AI agents invoke dev_request_restart to trigger actions in RPG Ledger MCP Server. What it does depends on the arguments the agent supplies, and its effects often reach beyond the immediate call — builds kicked off, notifications sent, workflows started.
This tool executes an external operation (service restart) whose effects depend on arguments and cannot be trivially rolled back. Restarting services disrupts ongoing operations and affects system state. While not permanently destructive, it has significant blast radius if triggered inappropriately by an AI agent.
From the tool's definition Tool name 'dev_request_restart' and description (Polish: 'Report/submit a request for stack/services restart') indicates triggering a restart of infrastructure services/stack.
Attacks that exploit this kind of access
Zgłoś prośbę o restart stacka / serwisów. It is categorised as a Execute tool in the RPG Ledger MCP Server MCP Server, which means it can trigger actions or run processes. Use rate limits and argument validation.
Register the RPG Ledger MCP Server MCP server in PolicyLayer and add a rule for dev_request_restart: allow, deny, rate-limit, or require approval. Point your MCP client at the PolicyLayer proxy URL and the rule is enforced on every call, before it reaches RPG Ledger MCP Server.
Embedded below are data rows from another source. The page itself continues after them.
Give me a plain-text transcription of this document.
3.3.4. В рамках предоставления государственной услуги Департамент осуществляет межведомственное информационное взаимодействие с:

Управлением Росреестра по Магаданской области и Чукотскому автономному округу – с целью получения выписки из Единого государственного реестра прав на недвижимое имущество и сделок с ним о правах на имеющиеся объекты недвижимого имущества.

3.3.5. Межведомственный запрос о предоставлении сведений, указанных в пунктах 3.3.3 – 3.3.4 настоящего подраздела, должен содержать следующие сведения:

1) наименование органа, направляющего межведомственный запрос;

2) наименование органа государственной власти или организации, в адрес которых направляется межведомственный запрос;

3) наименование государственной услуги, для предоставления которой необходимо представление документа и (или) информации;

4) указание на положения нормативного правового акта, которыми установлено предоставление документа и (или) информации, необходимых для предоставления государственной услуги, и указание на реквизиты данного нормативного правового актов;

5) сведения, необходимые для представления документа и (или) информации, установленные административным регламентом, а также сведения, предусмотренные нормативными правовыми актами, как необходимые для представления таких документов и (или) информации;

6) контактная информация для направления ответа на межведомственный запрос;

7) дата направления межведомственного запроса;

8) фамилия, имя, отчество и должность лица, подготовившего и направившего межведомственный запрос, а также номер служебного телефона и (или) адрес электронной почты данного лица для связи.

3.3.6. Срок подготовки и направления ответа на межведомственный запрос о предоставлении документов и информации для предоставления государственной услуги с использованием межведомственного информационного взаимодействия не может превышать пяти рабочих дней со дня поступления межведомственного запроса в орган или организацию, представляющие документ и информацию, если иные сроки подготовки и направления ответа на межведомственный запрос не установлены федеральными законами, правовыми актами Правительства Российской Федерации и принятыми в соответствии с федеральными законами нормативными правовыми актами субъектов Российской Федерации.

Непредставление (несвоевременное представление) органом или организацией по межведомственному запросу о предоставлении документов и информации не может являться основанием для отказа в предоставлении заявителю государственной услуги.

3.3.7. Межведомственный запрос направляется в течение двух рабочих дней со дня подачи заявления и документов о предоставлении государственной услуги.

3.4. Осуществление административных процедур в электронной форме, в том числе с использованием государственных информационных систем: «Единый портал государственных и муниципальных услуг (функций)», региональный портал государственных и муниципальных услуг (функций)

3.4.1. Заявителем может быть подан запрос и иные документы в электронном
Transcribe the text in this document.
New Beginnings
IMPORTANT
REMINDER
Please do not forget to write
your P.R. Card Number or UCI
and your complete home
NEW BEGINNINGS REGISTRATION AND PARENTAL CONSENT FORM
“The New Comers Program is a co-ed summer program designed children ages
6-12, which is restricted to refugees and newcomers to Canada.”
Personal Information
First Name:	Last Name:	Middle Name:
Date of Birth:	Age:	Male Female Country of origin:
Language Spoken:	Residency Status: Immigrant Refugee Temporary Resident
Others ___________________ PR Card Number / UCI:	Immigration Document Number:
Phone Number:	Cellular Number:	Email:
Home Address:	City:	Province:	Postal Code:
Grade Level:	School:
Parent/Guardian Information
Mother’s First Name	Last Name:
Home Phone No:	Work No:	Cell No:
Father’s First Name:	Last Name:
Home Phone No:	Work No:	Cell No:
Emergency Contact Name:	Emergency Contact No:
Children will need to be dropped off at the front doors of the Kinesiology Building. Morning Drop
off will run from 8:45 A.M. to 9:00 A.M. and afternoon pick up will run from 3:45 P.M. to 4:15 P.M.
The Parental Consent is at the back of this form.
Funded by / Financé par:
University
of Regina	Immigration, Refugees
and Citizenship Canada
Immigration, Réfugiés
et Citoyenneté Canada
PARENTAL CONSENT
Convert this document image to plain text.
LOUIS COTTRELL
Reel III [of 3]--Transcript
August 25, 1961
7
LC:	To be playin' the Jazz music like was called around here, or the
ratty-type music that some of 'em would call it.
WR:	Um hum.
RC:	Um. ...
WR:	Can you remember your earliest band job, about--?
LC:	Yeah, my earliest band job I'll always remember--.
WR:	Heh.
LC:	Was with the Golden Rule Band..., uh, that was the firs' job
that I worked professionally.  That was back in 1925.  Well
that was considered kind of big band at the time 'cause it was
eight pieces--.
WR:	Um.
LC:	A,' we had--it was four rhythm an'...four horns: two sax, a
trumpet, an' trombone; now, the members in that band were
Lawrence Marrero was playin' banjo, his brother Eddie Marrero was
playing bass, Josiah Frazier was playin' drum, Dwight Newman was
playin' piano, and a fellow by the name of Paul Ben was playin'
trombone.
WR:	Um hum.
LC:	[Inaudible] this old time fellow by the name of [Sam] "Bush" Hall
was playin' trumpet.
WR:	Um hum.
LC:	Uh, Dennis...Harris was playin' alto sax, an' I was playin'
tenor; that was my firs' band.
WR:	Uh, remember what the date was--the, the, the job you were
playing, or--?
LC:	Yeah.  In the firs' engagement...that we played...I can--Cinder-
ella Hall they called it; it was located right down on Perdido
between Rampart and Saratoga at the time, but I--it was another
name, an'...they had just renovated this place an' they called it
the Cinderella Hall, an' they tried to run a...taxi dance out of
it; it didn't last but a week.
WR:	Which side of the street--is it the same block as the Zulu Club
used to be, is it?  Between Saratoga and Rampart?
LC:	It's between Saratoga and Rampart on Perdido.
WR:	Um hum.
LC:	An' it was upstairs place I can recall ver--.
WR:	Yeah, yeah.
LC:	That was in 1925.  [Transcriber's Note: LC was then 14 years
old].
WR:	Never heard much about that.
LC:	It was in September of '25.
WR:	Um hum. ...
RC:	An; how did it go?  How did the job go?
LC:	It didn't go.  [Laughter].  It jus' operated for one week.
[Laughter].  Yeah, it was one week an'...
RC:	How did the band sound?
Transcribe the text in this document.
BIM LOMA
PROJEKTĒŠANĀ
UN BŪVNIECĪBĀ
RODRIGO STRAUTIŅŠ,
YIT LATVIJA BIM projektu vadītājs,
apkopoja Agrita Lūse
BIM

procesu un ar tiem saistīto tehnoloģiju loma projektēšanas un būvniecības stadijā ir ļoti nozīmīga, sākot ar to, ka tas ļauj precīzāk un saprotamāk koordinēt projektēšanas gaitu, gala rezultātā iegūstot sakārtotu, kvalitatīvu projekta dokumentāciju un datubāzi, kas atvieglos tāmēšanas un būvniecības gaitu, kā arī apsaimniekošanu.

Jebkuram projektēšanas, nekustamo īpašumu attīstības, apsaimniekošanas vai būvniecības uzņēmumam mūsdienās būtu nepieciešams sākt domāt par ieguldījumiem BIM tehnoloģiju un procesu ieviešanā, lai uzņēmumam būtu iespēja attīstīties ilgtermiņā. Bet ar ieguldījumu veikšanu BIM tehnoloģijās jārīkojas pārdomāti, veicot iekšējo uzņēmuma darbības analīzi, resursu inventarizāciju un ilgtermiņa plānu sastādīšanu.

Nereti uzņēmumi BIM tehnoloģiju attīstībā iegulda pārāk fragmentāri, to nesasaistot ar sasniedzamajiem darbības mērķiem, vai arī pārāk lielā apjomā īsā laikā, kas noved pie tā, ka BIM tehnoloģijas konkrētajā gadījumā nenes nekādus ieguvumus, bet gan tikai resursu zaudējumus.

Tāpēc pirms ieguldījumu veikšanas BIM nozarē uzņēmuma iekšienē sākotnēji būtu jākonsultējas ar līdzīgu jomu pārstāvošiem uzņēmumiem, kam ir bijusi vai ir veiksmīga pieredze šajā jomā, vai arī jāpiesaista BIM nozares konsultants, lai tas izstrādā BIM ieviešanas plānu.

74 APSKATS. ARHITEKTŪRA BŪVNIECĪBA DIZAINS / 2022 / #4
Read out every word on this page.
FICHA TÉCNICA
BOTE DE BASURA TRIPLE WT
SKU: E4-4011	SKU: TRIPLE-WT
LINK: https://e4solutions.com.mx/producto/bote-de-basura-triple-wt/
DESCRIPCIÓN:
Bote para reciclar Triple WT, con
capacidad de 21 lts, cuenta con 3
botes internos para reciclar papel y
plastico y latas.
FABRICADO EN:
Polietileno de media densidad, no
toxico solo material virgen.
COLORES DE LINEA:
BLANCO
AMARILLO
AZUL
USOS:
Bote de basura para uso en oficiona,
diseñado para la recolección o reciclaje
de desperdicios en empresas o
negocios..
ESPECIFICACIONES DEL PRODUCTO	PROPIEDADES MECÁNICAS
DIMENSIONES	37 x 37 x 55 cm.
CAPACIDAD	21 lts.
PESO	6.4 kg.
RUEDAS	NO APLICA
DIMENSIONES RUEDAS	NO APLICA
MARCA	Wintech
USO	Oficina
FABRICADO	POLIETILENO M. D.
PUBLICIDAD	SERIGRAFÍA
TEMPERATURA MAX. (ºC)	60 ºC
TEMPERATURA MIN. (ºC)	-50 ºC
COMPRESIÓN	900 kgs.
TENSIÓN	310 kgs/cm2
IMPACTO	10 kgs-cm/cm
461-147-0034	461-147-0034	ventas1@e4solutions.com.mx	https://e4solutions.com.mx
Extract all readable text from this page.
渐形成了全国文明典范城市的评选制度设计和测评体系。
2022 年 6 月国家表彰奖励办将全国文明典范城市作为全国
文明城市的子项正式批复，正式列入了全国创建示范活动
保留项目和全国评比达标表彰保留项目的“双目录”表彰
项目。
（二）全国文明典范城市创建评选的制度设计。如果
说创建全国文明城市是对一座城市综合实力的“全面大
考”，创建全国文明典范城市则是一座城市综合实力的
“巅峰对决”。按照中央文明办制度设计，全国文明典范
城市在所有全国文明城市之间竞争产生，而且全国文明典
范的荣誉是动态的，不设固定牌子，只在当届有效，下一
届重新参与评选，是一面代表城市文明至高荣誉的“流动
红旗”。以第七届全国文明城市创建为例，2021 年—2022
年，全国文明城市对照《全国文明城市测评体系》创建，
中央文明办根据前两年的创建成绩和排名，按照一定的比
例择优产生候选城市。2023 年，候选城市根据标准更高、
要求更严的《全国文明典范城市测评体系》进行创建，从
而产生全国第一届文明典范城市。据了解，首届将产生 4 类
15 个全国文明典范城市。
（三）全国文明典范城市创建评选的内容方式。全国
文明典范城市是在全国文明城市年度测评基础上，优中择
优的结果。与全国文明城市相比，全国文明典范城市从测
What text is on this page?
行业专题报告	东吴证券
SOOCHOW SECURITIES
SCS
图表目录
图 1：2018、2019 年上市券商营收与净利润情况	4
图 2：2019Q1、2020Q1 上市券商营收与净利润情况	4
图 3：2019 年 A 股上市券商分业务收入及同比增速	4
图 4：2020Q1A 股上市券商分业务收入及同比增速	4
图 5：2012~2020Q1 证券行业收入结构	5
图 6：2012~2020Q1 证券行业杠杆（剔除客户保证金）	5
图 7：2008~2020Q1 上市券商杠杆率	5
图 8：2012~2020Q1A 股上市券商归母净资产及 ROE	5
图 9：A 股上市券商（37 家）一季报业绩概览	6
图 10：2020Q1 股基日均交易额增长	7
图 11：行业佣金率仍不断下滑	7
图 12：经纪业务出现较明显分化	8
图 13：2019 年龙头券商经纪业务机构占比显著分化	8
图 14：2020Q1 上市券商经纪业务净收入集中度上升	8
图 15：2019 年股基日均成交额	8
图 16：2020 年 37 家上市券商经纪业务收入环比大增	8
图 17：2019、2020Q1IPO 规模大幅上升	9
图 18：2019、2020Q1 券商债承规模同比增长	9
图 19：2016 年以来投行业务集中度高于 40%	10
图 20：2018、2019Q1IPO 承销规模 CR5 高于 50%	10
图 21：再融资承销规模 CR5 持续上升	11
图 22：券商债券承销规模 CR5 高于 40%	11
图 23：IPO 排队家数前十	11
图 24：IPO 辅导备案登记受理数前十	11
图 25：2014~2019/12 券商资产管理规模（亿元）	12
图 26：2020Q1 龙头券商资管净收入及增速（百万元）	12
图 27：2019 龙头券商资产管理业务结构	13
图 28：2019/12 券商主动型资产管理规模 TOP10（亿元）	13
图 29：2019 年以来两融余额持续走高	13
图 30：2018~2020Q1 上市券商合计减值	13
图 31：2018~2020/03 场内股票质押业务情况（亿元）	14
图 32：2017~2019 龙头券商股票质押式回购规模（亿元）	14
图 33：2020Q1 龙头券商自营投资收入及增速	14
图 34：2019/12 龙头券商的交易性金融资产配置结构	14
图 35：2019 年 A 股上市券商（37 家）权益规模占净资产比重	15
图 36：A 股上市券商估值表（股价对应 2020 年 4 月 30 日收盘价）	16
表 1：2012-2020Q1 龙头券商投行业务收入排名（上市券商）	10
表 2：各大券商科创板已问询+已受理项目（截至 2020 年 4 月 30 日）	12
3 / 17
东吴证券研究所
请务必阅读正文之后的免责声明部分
Nothing to install.
dev_request_restart is a Execute tool with high risk. Execute tools should be rate-limited and have argument validation enabled.
Yes. Add a rate_limit block to the dev_request_restart rule in your PolicyLayer policy. For example, setting max: 10 and window: 60 limits the tool to 10 calls per minute. Rate limits are tracked per agent session and reset automatically.
Set action: deny in the PolicyLayer policy for dev_request_restart. The AI agent will receive a policy violation error and cannot call the tool. You can also include a reason field to explain why the tool is blocked.
dev_request_restart is provided by the RPG Ledger MCP Server MCP server (sepa79/rpg-ledger-mcp). PolicyLayer sits as a proxy in front of this server to enforce policies before tool calls reach the server.
Every MCP server has a record like this.